We offer four capabilities to communicate that code to the point of sale:

  • You can tell them the code—just read it off the handset's screen—and they key that in.
  • Second, if they have PIN pads, you as the consumer could key that in.
  • The third way would be, if they have contactless, or NFC near-field communication, we could use a contactless pad to transfer that code.
  • Or we could convert that code to a bar code that they could scan at point of sale.

That's what we mean by “no new hardware” required.

Is that a strong selling point, the fact that your solution doesn't require any new hardware?

Kevin Grieve: Absolutely. It reduces counter clutter and it doesn't require a capital outlay.

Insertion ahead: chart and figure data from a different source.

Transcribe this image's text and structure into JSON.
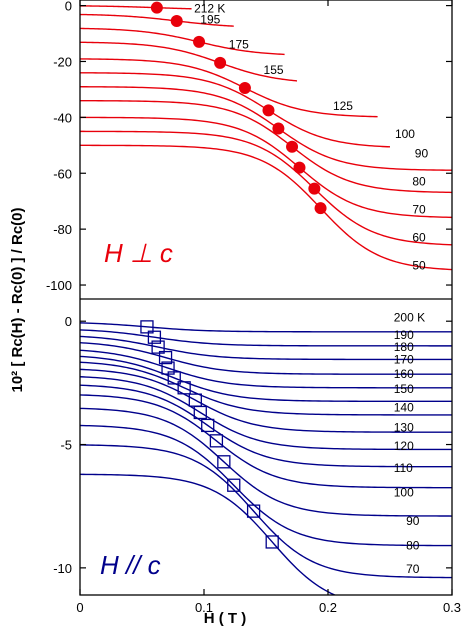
{
  "chart_data": [
    {
      "type": "line",
      "panel": "top",
      "panel_label": "H ⊥ c",
      "color": "#e8000b",
      "marker": "filled-circle",
      "xlim": [
        0,
        0.3
      ],
      "ylim": [
        -105,
        2
      ],
      "yticks": [
        0,
        -20,
        -40,
        -60,
        -80,
        -100
      ],
      "ytick_labels": [
        "0",
        "-20",
        "-40",
        "-60",
        "-80",
        "-100"
      ],
      "series": [
        {
          "label": "212 K",
          "T": 212,
          "y0": 0,
          "drop": 1.5,
          "xc": 0.062,
          "mx": 0.062,
          "xend": 0.09,
          "label_x": 0.092,
          "label_y": -1
        },
        {
          "label": "195",
          "T": 195,
          "y0": -3,
          "drop": 5,
          "xc": 0.078,
          "mx": 0.078,
          "xend": 0.124,
          "label_x": 0.097,
          "label_y": -5
        },
        {
          "label": "175",
          "T": 175,
          "y0": -8,
          "drop": 10,
          "xc": 0.096,
          "mx": 0.096,
          "xend": 0.165,
          "label_x": 0.12,
          "label_y": -14
        },
        {
          "label": "155",
          "T": 155,
          "y0": -13,
          "drop": 15,
          "xc": 0.113,
          "mx": 0.113,
          "xend": 0.175,
          "label_x": 0.148,
          "label_y": -23
        },
        {
          "label": "125",
          "T": 125,
          "y0": -19,
          "drop": 21,
          "xc": 0.133,
          "mx": 0.133,
          "xend": 0.24,
          "label_x": 0.204,
          "label_y": -36
        },
        {
          "label": "100",
          "T": 100,
          "y0": -24,
          "drop": 27,
          "xc": 0.152,
          "mx": 0.152,
          "xend": 0.25,
          "label_x": 0.254,
          "label_y": -46
        },
        {
          "label": "90",
          "T": 90,
          "y0": -29,
          "drop": 30,
          "xc": 0.16,
          "mx": 0.16,
          "xend": 0.3,
          "label_x": 0.27,
          "label_y": -53
        },
        {
          "label": "80",
          "T": 80,
          "y0": -34,
          "drop": 33,
          "xc": 0.171,
          "mx": 0.171,
          "xend": 0.3,
          "label_x": 0.268,
          "label_y": -63
        },
        {
          "label": "70",
          "T": 70,
          "y0": -40,
          "drop": 36,
          "xc": 0.177,
          "mx": 0.177,
          "xend": 0.3,
          "label_x": 0.268,
          "label_y": -73
        },
        {
          "label": "60",
          "T": 60,
          "y0": -45,
          "drop": 41,
          "xc": 0.189,
          "mx": 0.189,
          "xend": 0.3,
          "label_x": 0.268,
          "label_y": -83
        },
        {
          "label": "50",
          "T": 50,
          "y0": -50,
          "drop": 45,
          "xc": 0.194,
          "mx": 0.194,
          "xend": 0.3,
          "label_x": 0.268,
          "label_y": -93
        }
      ]
    },
    {
      "type": "line",
      "panel": "bottom",
      "panel_label": "H // c",
      "color": "#00008b",
      "marker": "open-square",
      "xlim": [
        0,
        0.3
      ],
      "ylim": [
        -11.1,
        0.9
      ],
      "yticks": [
        0,
        -5,
        -10
      ],
      "ytick_labels": [
        "0",
        "-5",
        "-10"
      ],
      "xticks": [
        0,
        0.1,
        0.2,
        0.3
      ],
      "xtick_labels": [
        "0",
        "0.1",
        "0.2",
        "0.3"
      ],
      "xlabel": "H ( T )",
      "ylabel": "10² [ Rc(H) - Rc(0) ] / Rc(0)",
      "series": [
        {
          "label": "200 K",
          "T": 200,
          "y0": -0.03,
          "drop": 0.4,
          "xc": 0.054,
          "mx": 0.054,
          "label_x": 0.253,
          "label_y": 0.15
        },
        {
          "label": "190",
          "T": 190,
          "y0": -0.3,
          "drop": 0.7,
          "xc": 0.06,
          "mx": 0.06,
          "label_x": 0.253,
          "label_y": -0.55
        },
        {
          "label": "180",
          "T": 180,
          "y0": -0.55,
          "drop": 1.0,
          "xc": 0.063,
          "mx": 0.063,
          "label_x": 0.253,
          "label_y": -1.05
        },
        {
          "label": "170",
          "T": 170,
          "y0": -0.8,
          "drop": 1.35,
          "xc": 0.069,
          "mx": 0.069,
          "label_x": 0.253,
          "label_y": -1.55
        },
        {
          "label": "",
          "T": 165,
          "y0": -1.1,
          "drop": 1.6,
          "xc": 0.071,
          "mx": 0.071,
          "label_x": null,
          "label_y": null
        },
        {
          "label": "160",
          "T": 160,
          "y0": -1.35,
          "drop": 1.9,
          "xc": 0.076,
          "mx": 0.076,
          "label_x": 0.253,
          "label_y": -2.15
        },
        {
          "label": "150",
          "T": 150,
          "y0": -1.6,
          "drop": 2.2,
          "xc": 0.084,
          "mx": 0.084,
          "label_x": 0.253,
          "label_y": -2.75
        },
        {
          "label": "140",
          "T": 140,
          "y0": -1.9,
          "drop": 2.6,
          "xc": 0.093,
          "mx": 0.093,
          "label_x": 0.253,
          "label_y": -3.5
        },
        {
          "label": "130",
          "T": 130,
          "y0": -2.2,
          "drop": 3.0,
          "xc": 0.097,
          "mx": 0.097,
          "label_x": 0.253,
          "label_y": -4.3
        },
        {
          "label": "120",
          "T": 120,
          "y0": -2.55,
          "drop": 3.35,
          "xc": 0.103,
          "mx": 0.103,
          "label_x": 0.253,
          "label_y": -5.05
        },
        {
          "label": "110",
          "T": 110,
          "y0": -2.95,
          "drop": 3.8,
          "xc": 0.11,
          "mx": 0.11,
          "label_x": 0.253,
          "label_y": -5.95
        },
        {
          "label": "100",
          "T": 100,
          "y0": -3.5,
          "drop": 4.4,
          "xc": 0.116,
          "mx": 0.116,
          "label_x": 0.253,
          "label_y": -6.95
        },
        {
          "label": "90",
          "T": 90,
          "y0": -4.2,
          "drop": 4.9,
          "xc": 0.124,
          "mx": 0.124,
          "label_x": 0.263,
          "label_y": -8.1
        },
        {
          "label": "80",
          "T": 80,
          "y0": -5.0,
          "drop": 5.4,
          "xc": 0.14,
          "mx": 0.14,
          "label_x": 0.263,
          "label_y": -9.1
        },
        {
          "label": "70",
          "T": 70,
          "y0": -6.2,
          "drop": 5.5,
          "xc": 0.155,
          "mx": 0.155,
          "label_x": 0.263,
          "label_y": -10.05
        }
      ]
    }
  ]
}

When you talk about big, multi-lane retailers, one of their largest costs is their PoS hardware, so not having them spend money to deploy new hardware is a big selling point relative to implementing our solution. [The Mocapay system] can simply be installed as part of the merchant's software update cycle at point of sale for those merchants that have large-scale, custom PoS solutions.

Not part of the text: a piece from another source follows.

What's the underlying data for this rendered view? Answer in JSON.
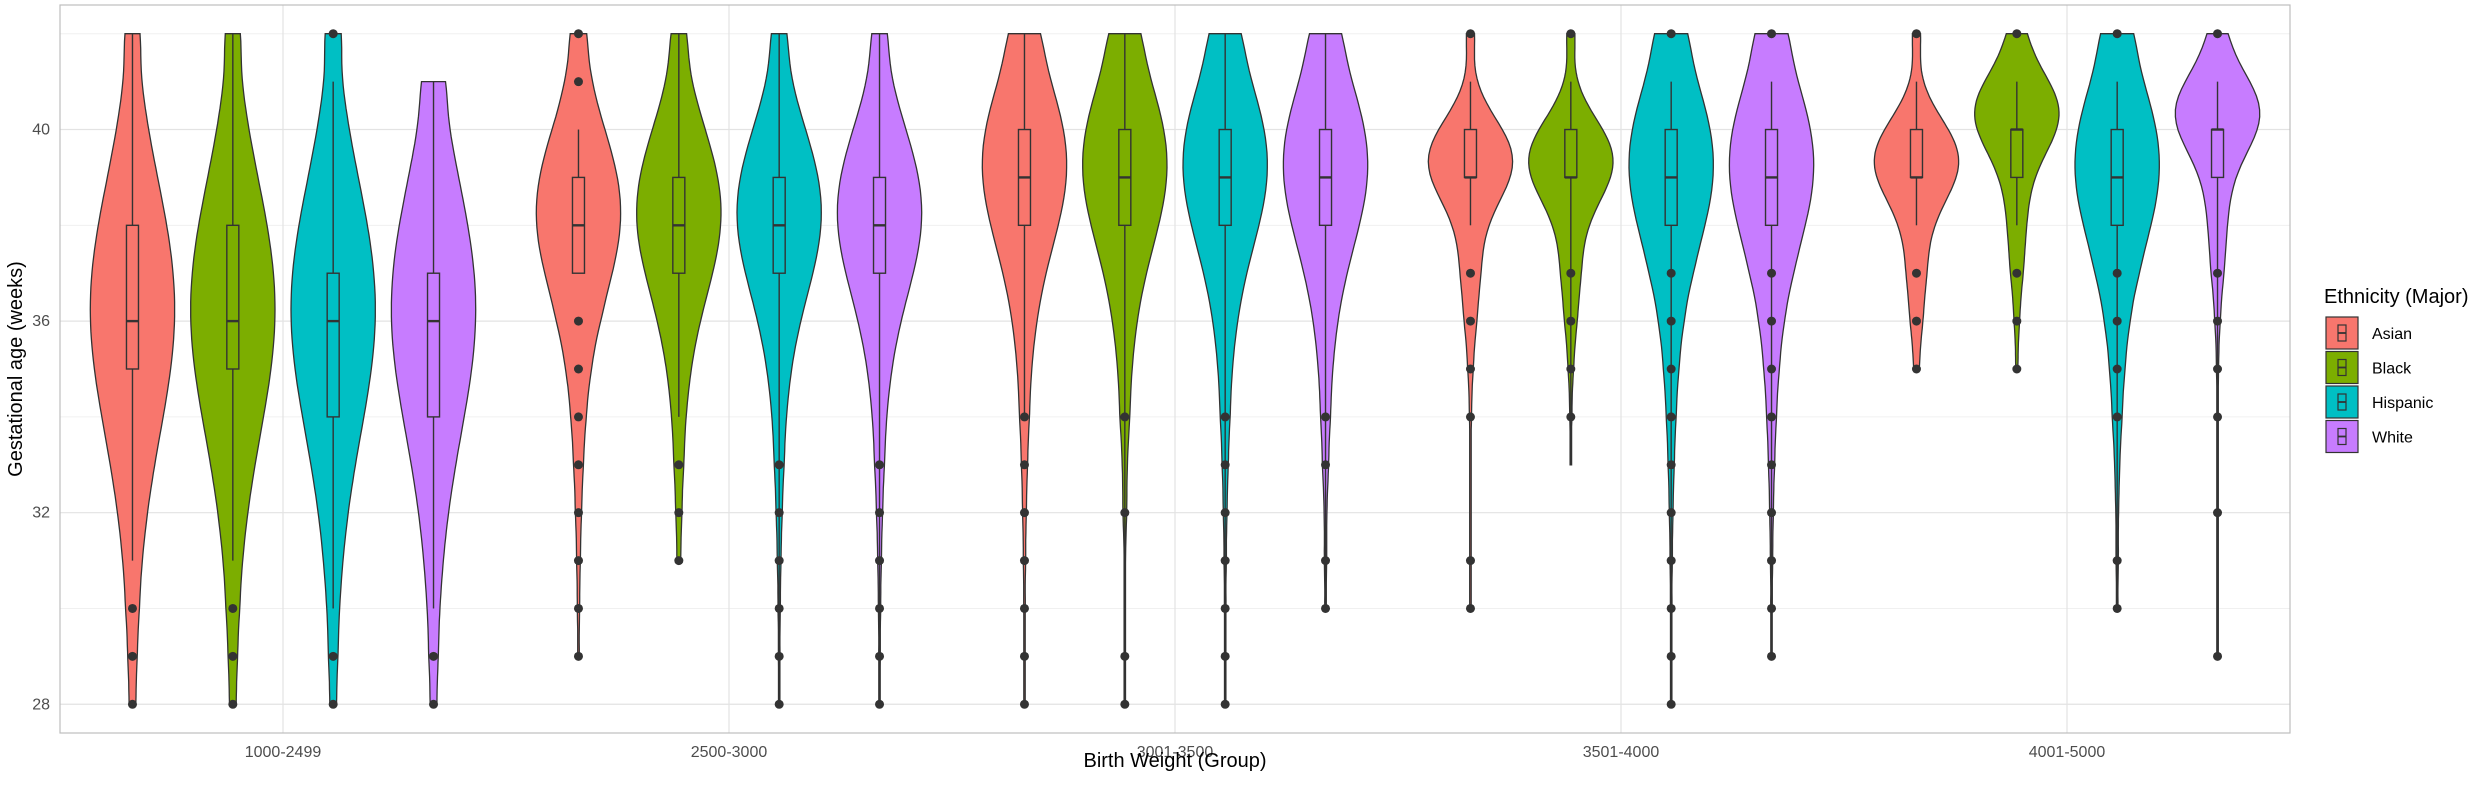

For a smaller retailer, we are simply a 15-minute download to the different point-of-sale hardware terminals that we've already been integrated with and certified on.

What's your current range of clientele?

Kevin Grieve: We're focusing on the gift card providers. That's closed loop, and that's our first go-to-market [strategy]. We're talking to regional and national players.

We conducted our pilot program in Boulder, and it was really focused on a local set of merchants. Now that we've switched to gift, we're going to focus on some of those top retailers that have regional or national footprints.

So are you currently negotiating any deals with national retailers that have gift card programs?

Kevin Grieve: We'll target all those companies, but I can't talk about specifics. However, we recently announced in a press release that we're partnering with a gift card provider, STS. They've got about 4,500 merchant locations that they provide gift card solutions for.

We're working with them to mobile enable their set-up merchants. That will get us a whole swath of accounts: some local, some regional and some national.

Also, we're probably working with, I would say, about 15 different regional and national merchants that we're in discussions with right now. We're probably looking at 2-4 merchants that we would want to pilot with in 2009. <./p>

Would those be national merchants?

Kevin Grieve: They would have a combination of local, regional and national. What we would typically do is, for any large retailer—and this is when you launch any new payment capability—you typically do a 25-, 50-store pilot and go through a minimum three-month test and then from there you make a decision and then you scale and roll that out nationally.

What is your timeline for going from pilot or beta to full deployment?

Kevin Grieve: We're looking at trying to do that in the next 12-18 months. So that says we're going to get 2-4 regional and national players and then we would pilot with them. After that, what we would like to do is secure a national deployment with those retailers within that [12- to 18-month] timeframe.

That's what we're looking at doing. Once we do that, the rest of the merchants would be coming on board with the assumption that they're going to do a national rollout.

Let's talk about venture financing. Who are your current backers, how much are you looking to raise with your next round of funding, and what do you plan to do with that money?

Kevin Grieve: To date, we've raised $4.5 million. That's through a combination of seed capital from friends and family and from Lacuna Gap Capital, our current VC.

We're looking at raising another $4-$5 million for this pilot-to-national rollout with regional and national players over the next 12-18 months. This would be considered Series B, from an investor's standpoint.